The Nevzorov Probe and Hot Wire Probe, meanwhile, will measure cloud liquid and total water content.

Lightning
The probes will be measuring parameters such as cloud size, concentration, habits and total water content. Source: Jay Dantinne/Unsplash

Delene says the US Navy has a keen interest in modeling clouds on a global scale. The Navy’s MCR system is said to be one of the most advanced radars on the planet. UND’s research on the data collected during the flights this month will help the Navy understand the system’s abilities and limitations in weather monitoring and forecasting.

UND says CapeEx19 expands on the work of research projects conducted by the university, WMI and the US Navy from 2010 and 2015, and presents a great opportunity for its students to get involved.

YOU MIGHT LIKE

“We’ll have several graduate students involved that will fly on the plane, run the data systems and make sure instruments are performing correctly during flights,” Delene said.

“They’ll also process the data right after the flights and examine them. After the field work for the project is over, it’s going to form the basis of multiple thesis projects.”

WMI president Neil Brackin sang praises of UND as WMI’s partner in the space, calling CapeEx19 the “start of a new era”. The project, he said, was a great opportunity to leverage the combined strengths of UND and WMI.

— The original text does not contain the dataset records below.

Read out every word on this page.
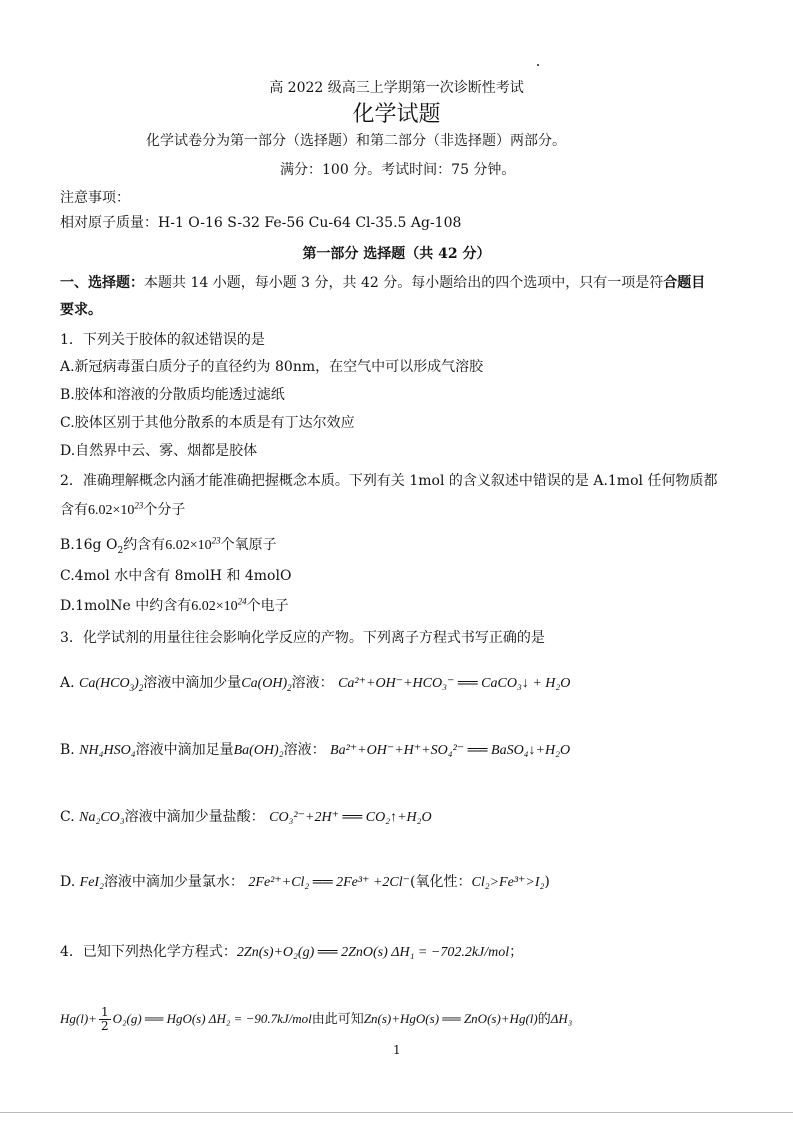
高 2022 级高三上学期第一次诊断性考试
化学试题
化学试卷分为第一部分（选择题）和第二部分（非选择题）两部分。
满分：100 分。考试时间：75 分钟。
注意事项：
相对原子质量：H-1 O-16 S-32 Fe-56 Cu-64 Cl-35.5 Ag-108
第一部分 选择题（共 42 分）
一、选择题：本题共 14 小题，每小题 3 分，共 42 分。每小题给出的四个选项中，只有一项是符合题目
要求。
1．下列关于胶体的叙述错误的是
A.新冠病毒蛋白质分子的直径约为 80nm，在空气中可以形成气溶胶
B.胶体和溶液的分散质均能透过滤纸
C.胶体区别于其他分散系的本质是有丁达尔效应
D.自然界中云、雾、烟都是胶体
2．准确理解概念内涵才能准确把握概念本质。下列有关 1mol 的含义叙述中错误的是 A.1mol 任何物质都
含有$6.02\times 10^{23}$个分子
B.16g $O_2$约含有$6.02\times 10^{23}$个氧原子
C.4mol 水中含有 8molH 和 4molO
D.1molNe 中约含有$6.02\times 10^{24}$个电子
3．化学试剂的用量往往会影响化学反应的产物。下列离子方程式书写正确的是
A. $Ca(HCO_3)_2$溶液中滴加少量$Ca(OH)_2$溶液： Ca²⁺+OH⁻+HCO₃⁻ ══ CaCO₃↓ + H₂O
B. NH₄HSO₄溶液中滴加足量Ba(OH)₂溶液： Ba²⁺+OH⁻+H⁺+SO₄²⁻ ══ BaSO₄↓+H₂O
C. Na₂CO₃溶液中滴加少量盐酸： CO₃²⁻+2H⁺ ══ CO₂↑+H₂O
D. FeI₂溶液中滴加少量氯水： 2Fe²⁺+Cl₂ ══ 2Fe³⁺ +2Cl⁻(氧化性：Cl₂>Fe³⁺>I₂)
4．已知下列热化学方程式：2Zn(s)+O₂(g) ══ 2ZnO(s) ΔH₁ = −702.2kJ/mol；
$Hg(l)+ \frac{1}{2} O_2(g)$ ══ HgO(s) ΔH₂ = −90.7kJ/mol由此可知Zn(s)+HgO(s) ══ ZnO(s)+Hg(l)的ΔH₃
1
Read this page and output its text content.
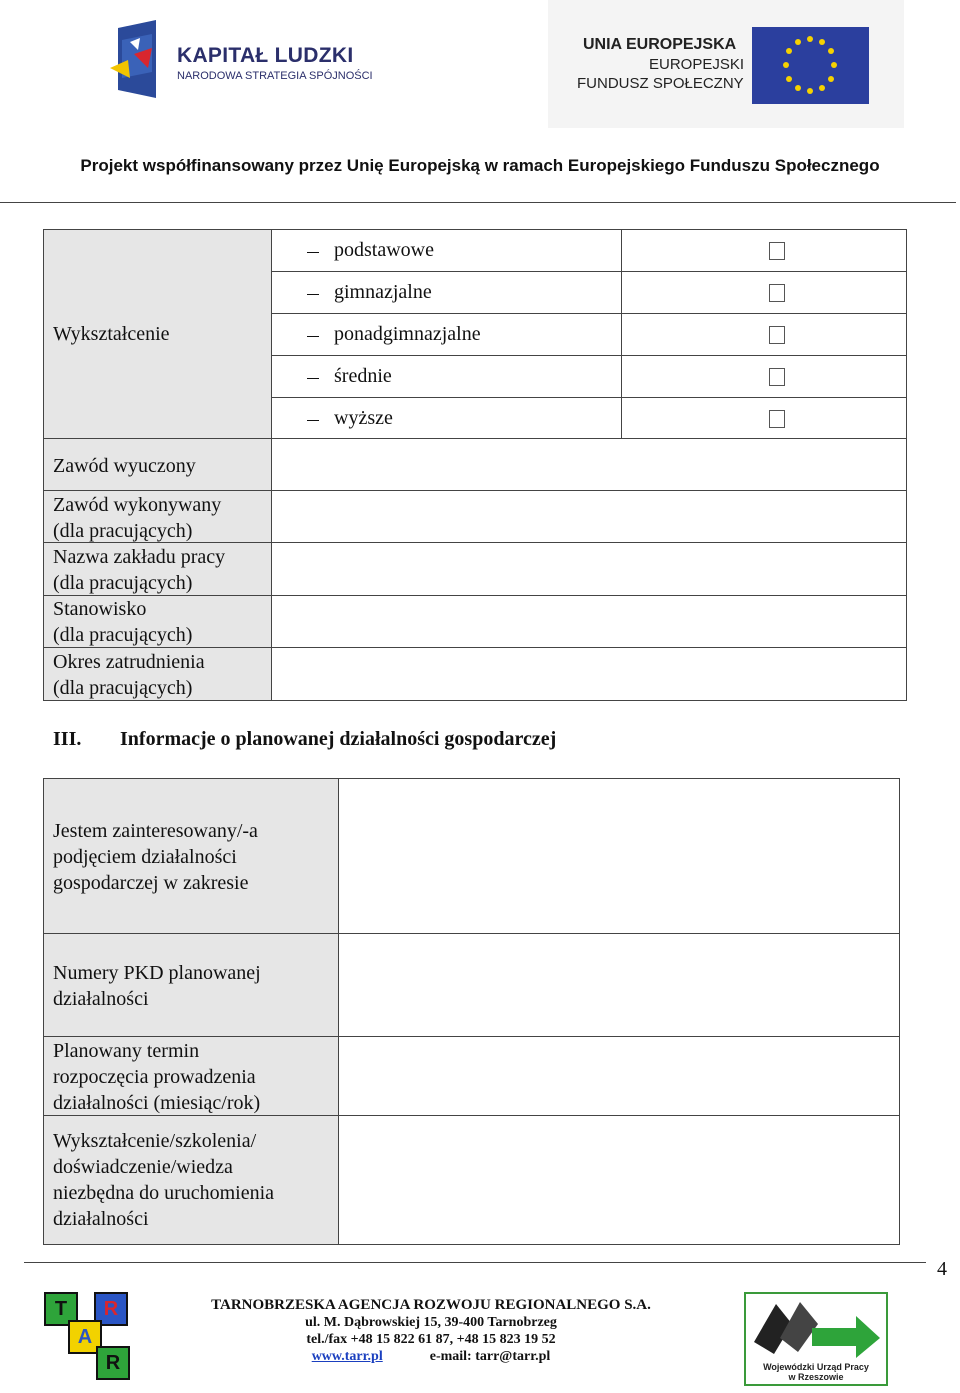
KAPITAŁ LUDZKI
NARODOWA STRATEGIA SPÓJNOŚCI
UNIA EUROPEJSKA
EUROPEJSKI
FUNDUSZ SPOŁECZNY
Projekt współfinansowany przez Unię Europejską w ramach Europejskiego Funduszu Społecznego
Wykształcenie
podstawowe
gimnazjalne
ponadgimnazjalne
średnie
wyższe
Zawód wyuczony
Zawód wykonywany
(dla pracujących)
Nazwa zakładu pracy
(dla pracujących)
Stanowisko
(dla pracujących)
Okres zatrudnienia
(dla pracujących)
III. Informacje o planowanej działalności gospodarczej
Jestem zainteresowany/-a
podjęciem działalności
gospodarczej w zakresie
Numery PKD planowanej
działalności
Planowany termin
rozpoczęcia prowadzenia
działalności (miesiąc/rok)
Wykształcenie/szkolenia/
doświadczenie/wiedza
niezbędna do uruchomienia
działalności
4
T	R
A
R
TARNOBRZESKA AGENCJA ROZWOJU REGIONALNEGO S.A.
ul. M. Dąbrowskiej 15, 39-400 Tarnobrzeg
tel./fax +48 15 822 61 87, +48 15 823 19 52
www.tarr.pl	e-mail: tarr@tarr.pl
Wojewódzki Urząd Pracy
w Rzeszowie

“For us, it’s a great channel for developing operational programs within the government, military and commercial sectors, helping us build our brand as the leading commercial operator within the field of atmospheric sciences.”

“This is a significant project with a lot of measurements, and a lot of top-notch scientists, that highlights what we can do at the University of North Dakota, in terms of airborne research,” Delene said.  

“This public-private partnership is the start of a new era, which is already leading to multiple joint projects, and hopefully many more significant opportunities in the future.”